Appendix E

Using Perl Regular Expressions

Author: Matthew Lockner

In addition to Mumps 95 pattern matching using the '?' operator, it is also possible to perform pattern matching against Perl regular expressions via the perlmatch function. Support for this functionality is provided by the Perl-Compatible Regular Expressions library (PCRE), which supports a majority of the functionality found in Perl's regular expression engine.

The perlmatch function works in a somewhat similar fashion to the '?' operator. It is provided with a subject string and a Perl pattern against which to match the subject. The result of the function is boolean and may be used in boolean expression contexts such as the "If" statement.

Some subtleties that differ significantly from Mumps pattern matching should be noted:
  1. A Mumps match expects that the pattern will match against the entire subject string, in that successful matching implies that no characters are left unmatched even if the pattern matched against an initial segment of the subject string. Using perlmatch, it is sufficient that the entire Perl pattern matches an initial segment of the subject string to return a successful match.

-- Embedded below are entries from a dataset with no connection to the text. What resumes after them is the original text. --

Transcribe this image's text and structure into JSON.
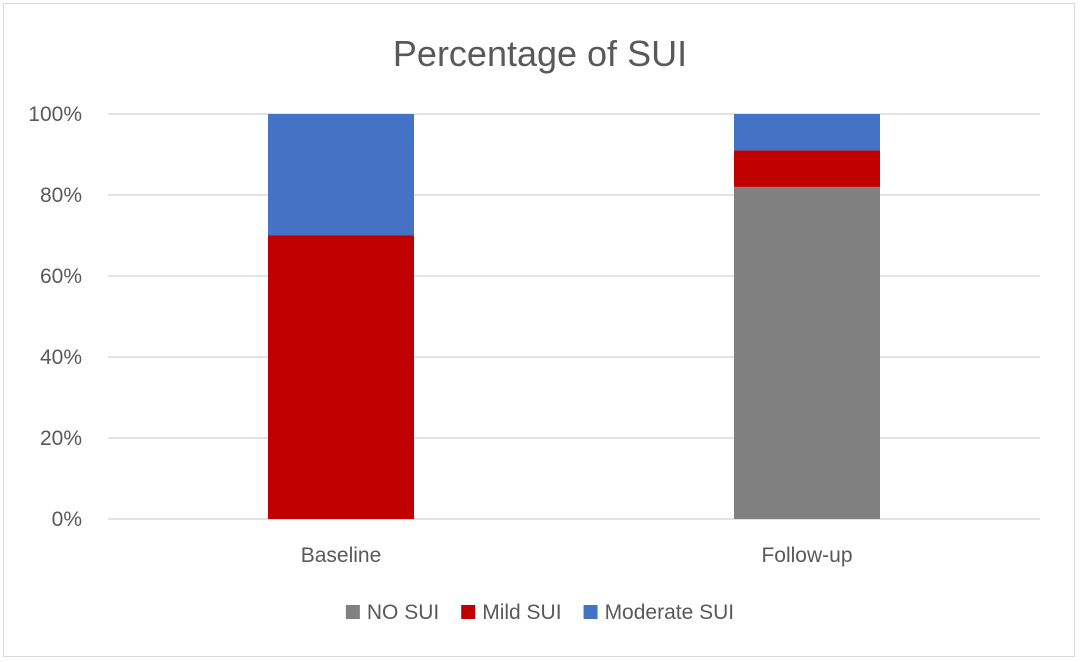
{
  "chart_data": {
    "type": "bar",
    "stacked": true,
    "title": "Percentage of SUI",
    "xlabel": "",
    "ylabel": "",
    "categories": [
      "Baseline",
      "Follow-up"
    ],
    "ylim": [
      0,
      100
    ],
    "yticks": [
      0,
      20,
      40,
      60,
      80,
      100
    ],
    "ytick_labels": [
      "0%",
      "20%",
      "40%",
      "60%",
      "80%",
      "100%"
    ],
    "grid": true,
    "legend_position": "bottom",
    "series": [
      {
        "name": "NO SUI",
        "color": "#808080",
        "values": [
          0,
          82
        ]
      },
      {
        "name": "Mild SUI",
        "color": "#c00000",
        "values": [
          70,
          9
        ]
      },
      {
        "name": "Moderate SUI",
        "color": "#4472c4",
        "values": [
          30,
          9
        ]
      }
    ]
  }
}
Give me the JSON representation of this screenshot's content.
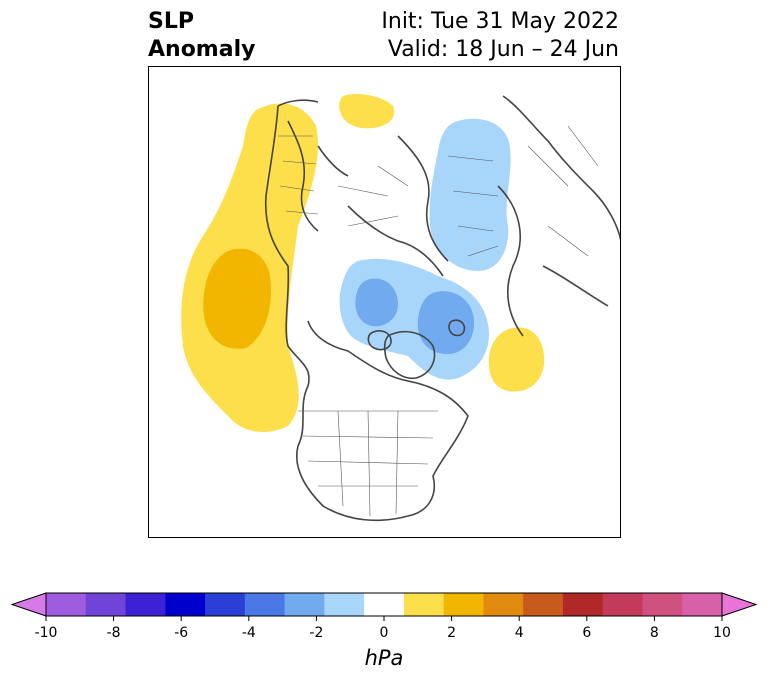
{
  "title": {
    "left_line1": "SLP",
    "left_line2": "Anomaly",
    "right_line1": "Init: Tue 31 May 2022",
    "right_line2": "Valid: 18 Jun – 24 Jun"
  },
  "colorbar": {
    "unit": "hPa",
    "ticks": [
      "-10",
      "-8",
      "-6",
      "-4",
      "-2",
      "0",
      "2",
      "4",
      "6",
      "8",
      "10"
    ],
    "colors": [
      "#d67ae8",
      "#a05ce0",
      "#7044d8",
      "#3c22d4",
      "#0000cc",
      "#2a3fd6",
      "#4a78e6",
      "#72aaf0",
      "#a8d6fa",
      "#ffffff",
      "#fcdf4a",
      "#f2b600",
      "#e08a10",
      "#c85a1c",
      "#b02828",
      "#c43a5a",
      "#d05080",
      "#d860a8",
      "#e874d8"
    ]
  },
  "map": {
    "anomaly_colors": {
      "pos_light": "#fcdf4a",
      "pos_mid": "#f2b600",
      "neg_light": "#a8d6fa",
      "neg_mid": "#72aaf0"
    }
  }
}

  2. The perlmatch function has the side effect of creating variables in the local symbol table to hold backreferences, the equivalent concept of $1, $2, $3, ... in Perl. Up to nine backreferences are currently supported, and can be accessed through the same naming scheme as Perl ($1 through $9). These variables remain defined up to a subsequent call to perlmatch , at which point they are replaced by the backreferences captured from that invocation. Undefined backreferences are cleared between invocations; that is, if a match operation captured five backreferences, then $6 through $9 will contain the null string.

Examples

This program asks the user to input a telephone number. If the data entered looks like a valid telephone number, it extracts and prints the area code portion using a backreference; otherwise, it prints a failure message and exits.

   Zmain

   Write "Please enter a telephone number:",!
   Read phonenum

   If $$^perlmatch(phonenum,"^(1-)?(\(?\d{3}\)?)?(-| )?\d{3}-?\d{4}$") Do
   . Write "+++ This looks like a phone number.",!
   . Write "The area code is: ",$2,!
   Else  Do
   . Write "--- This didn't look like a phone number.",!

   Halt

The output of several sample runs of the program follows:

Please enter a telephone number:
1-123-555-4567
+++ This looks like a phone number.
The area code is: 123


Please enter a telephone number:
(123)-555-1234
+++ This looks like a phone number.
The area code is: (123)


Please enter a telephone number:
(123) 555-0987
+++ This looks like a phone number.
The area code is: (123)

As in Perl, sections of the regular expression contained in parentheses define what is contained in the backreferences following a match operation. The backreference variables are named in a left-to-right order with respect to the expression, meaning that $1 is assigned the portion matched against the leftmost parenthesized section of the regular expression, with further references assigned names in increasing order. For a much more in-depth treatment of the subject of Perl regular expressions, refer to the perlre manpage distributed with the Perl language (also widely available online).